# Can I take the NCEES sample questions book in PE exam?



## PEin2010 (Sep 28, 2010)

Is it possible to carry the NCEES sample questions and solutions book with you on the day of the exam?

Thanks!


----------



## snickerd3 (Sep 29, 2010)

depends on the state. check with your state board.


----------



## roadwreck (Sep 29, 2010)

I think it varies state to state, but I was allowed to take mine into the exam in GA.


----------



## Giselle_RT (Sep 29, 2010)

NOT in Illinois.


----------



## IL-SE (Sep 29, 2010)

If you don't get an answer from the state board, you can check with your proctor the day of the exam. Just make sure you check before the exams starts. Worst case is that they'll say you can't have it and make you put it away.

Generally you can bring them in unless your state board doesn't allow them.

The official NCEES policy is:

Reference materials

The PE exam is an open-book exam. You are allowed to bring reference materials to the exam, provided they are bound and remain bound during the exam. Loose paper may be bound with ring binders, brads, plastic snap binders, spiral-bound notebooks, and screw posts—but not with staples.
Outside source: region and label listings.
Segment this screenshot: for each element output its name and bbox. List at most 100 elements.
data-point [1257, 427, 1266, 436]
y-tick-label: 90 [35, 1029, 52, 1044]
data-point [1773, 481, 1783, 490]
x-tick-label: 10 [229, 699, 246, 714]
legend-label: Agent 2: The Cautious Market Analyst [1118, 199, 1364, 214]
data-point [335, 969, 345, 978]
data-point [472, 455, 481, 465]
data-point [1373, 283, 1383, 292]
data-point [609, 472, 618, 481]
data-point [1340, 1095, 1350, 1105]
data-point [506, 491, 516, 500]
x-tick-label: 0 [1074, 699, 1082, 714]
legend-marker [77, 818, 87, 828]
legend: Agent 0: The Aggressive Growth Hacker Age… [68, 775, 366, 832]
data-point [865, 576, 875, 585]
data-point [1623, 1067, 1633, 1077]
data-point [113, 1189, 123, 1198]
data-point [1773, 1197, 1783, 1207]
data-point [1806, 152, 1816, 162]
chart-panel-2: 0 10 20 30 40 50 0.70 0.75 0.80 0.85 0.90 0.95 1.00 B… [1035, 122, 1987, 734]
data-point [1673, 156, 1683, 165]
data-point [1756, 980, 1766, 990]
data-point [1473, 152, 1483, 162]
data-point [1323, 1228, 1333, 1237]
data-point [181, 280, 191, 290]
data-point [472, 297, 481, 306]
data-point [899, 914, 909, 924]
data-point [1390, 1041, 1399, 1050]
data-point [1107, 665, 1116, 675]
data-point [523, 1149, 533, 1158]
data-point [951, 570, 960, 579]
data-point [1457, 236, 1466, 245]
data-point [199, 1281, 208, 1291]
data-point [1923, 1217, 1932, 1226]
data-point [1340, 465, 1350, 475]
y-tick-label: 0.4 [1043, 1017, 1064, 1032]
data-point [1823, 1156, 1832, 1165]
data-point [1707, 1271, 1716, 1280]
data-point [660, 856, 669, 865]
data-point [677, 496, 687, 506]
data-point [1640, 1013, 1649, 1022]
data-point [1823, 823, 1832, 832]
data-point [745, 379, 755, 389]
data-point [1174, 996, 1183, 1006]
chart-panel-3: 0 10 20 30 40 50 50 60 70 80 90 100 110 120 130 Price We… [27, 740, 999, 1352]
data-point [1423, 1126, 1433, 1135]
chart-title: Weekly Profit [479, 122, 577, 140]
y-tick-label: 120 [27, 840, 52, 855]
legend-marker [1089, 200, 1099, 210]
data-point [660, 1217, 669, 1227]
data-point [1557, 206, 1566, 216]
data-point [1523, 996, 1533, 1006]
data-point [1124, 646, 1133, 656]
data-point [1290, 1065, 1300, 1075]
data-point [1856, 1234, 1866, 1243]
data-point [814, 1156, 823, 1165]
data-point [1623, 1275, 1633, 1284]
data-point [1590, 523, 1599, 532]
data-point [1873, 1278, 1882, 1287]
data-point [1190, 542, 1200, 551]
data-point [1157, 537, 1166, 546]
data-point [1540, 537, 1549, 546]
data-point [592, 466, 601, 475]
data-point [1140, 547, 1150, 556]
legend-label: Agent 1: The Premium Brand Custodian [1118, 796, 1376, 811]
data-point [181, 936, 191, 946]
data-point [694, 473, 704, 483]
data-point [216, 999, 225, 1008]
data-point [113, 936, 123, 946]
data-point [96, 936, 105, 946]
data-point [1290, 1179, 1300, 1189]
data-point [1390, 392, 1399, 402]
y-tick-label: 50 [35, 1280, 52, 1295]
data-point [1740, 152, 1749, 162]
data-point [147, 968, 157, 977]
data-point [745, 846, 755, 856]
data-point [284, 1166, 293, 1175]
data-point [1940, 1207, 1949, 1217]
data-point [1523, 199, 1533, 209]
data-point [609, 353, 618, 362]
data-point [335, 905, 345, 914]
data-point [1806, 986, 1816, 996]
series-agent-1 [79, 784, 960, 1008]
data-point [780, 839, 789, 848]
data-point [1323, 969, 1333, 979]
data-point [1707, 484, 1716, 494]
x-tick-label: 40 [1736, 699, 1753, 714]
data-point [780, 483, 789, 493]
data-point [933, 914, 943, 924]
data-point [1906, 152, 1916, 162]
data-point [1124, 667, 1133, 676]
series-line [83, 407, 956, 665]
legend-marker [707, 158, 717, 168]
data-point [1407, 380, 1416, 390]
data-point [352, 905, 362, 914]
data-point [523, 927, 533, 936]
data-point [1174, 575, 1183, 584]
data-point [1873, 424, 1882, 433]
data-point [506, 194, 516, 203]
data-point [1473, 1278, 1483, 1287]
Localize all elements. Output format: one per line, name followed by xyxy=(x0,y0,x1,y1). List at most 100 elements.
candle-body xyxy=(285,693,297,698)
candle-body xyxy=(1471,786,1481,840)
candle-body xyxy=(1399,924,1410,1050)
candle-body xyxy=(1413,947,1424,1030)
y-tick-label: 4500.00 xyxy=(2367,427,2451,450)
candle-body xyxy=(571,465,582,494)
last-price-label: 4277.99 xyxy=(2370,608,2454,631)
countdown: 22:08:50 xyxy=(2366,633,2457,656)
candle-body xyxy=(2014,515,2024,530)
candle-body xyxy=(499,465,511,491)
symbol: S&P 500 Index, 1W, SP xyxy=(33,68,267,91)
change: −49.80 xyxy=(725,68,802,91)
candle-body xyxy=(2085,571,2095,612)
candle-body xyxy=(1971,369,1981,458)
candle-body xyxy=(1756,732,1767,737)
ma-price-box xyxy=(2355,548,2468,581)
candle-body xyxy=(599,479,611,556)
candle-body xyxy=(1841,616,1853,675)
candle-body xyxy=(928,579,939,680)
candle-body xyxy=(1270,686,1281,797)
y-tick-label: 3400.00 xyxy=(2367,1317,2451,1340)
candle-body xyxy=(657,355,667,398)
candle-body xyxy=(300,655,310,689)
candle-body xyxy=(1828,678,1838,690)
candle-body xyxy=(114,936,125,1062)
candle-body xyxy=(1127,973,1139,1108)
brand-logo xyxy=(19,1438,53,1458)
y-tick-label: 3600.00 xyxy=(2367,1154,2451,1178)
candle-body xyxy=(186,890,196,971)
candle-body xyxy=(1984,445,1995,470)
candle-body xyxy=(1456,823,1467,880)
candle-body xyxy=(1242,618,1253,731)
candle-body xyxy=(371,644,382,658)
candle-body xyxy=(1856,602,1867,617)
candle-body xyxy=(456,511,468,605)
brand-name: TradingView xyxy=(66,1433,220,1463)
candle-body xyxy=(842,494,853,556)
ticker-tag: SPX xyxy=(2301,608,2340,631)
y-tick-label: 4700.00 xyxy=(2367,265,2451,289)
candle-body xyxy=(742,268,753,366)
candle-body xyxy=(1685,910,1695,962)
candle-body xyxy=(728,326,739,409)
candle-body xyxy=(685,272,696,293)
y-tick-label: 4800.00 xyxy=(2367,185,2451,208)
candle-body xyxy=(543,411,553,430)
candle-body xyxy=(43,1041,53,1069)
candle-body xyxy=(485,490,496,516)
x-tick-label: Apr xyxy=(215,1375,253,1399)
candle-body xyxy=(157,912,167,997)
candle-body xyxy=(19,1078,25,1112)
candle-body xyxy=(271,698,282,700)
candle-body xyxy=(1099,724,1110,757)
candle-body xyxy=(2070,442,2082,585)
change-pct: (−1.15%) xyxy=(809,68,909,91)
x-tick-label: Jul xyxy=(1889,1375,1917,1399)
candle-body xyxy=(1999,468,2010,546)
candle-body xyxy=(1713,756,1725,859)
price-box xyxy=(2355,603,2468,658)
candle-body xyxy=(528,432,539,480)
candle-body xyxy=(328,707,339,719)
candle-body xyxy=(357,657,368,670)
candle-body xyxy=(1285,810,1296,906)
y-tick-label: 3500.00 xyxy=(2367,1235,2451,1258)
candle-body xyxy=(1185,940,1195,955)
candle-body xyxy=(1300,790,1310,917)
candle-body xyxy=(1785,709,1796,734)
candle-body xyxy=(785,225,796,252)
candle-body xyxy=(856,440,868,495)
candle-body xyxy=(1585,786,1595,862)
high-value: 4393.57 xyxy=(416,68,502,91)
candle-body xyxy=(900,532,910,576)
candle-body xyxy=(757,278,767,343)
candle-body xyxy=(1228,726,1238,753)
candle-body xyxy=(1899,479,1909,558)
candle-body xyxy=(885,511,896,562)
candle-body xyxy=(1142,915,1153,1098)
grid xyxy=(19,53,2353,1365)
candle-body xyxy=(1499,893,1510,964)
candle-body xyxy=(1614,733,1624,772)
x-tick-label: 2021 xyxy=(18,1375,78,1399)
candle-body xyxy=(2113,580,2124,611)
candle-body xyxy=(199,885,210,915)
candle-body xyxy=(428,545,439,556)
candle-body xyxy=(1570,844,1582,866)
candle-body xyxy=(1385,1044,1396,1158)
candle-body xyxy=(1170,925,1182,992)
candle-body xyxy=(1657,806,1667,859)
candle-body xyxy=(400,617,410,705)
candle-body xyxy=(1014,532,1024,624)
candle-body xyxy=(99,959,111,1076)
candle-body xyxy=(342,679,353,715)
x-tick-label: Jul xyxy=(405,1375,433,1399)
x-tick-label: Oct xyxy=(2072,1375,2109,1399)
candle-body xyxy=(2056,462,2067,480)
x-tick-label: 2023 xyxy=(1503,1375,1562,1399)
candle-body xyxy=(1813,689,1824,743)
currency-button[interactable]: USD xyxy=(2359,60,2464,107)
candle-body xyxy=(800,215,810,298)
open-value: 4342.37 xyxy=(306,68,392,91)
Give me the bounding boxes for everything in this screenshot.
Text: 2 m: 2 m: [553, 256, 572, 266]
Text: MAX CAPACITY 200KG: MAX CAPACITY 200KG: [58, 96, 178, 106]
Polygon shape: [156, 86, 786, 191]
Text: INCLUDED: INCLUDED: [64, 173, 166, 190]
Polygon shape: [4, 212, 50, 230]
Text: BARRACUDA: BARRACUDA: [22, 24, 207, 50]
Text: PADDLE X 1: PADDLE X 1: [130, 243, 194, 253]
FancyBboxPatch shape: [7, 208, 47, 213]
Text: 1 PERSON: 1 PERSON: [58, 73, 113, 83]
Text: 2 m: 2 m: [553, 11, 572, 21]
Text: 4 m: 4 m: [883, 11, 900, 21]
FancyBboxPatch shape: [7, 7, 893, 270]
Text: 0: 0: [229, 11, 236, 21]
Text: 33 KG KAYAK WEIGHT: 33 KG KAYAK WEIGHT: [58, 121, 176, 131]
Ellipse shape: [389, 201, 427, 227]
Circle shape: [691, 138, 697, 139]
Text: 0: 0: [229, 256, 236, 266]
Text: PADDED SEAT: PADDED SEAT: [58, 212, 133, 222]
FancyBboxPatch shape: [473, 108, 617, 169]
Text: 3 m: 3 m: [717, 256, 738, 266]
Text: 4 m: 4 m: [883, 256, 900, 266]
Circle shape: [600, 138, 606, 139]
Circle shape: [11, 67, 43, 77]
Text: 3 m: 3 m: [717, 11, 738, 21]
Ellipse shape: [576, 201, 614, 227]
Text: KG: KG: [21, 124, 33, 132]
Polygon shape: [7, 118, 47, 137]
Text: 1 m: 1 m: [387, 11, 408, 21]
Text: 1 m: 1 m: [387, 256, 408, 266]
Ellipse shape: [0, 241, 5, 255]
Sticky notes and flags are permitted only when they remain attached to book pages

Some states have rules above and beyond NCEES. IL is one of the most strict and doesn't allow sample exams/solutions manuals or anything that is not copyrighted (no handwritten notes).


----------



## PEin2010 (Sep 30, 2010)

so CA does allow this...as long as it is published and bound.

---from corespondence with state board


----------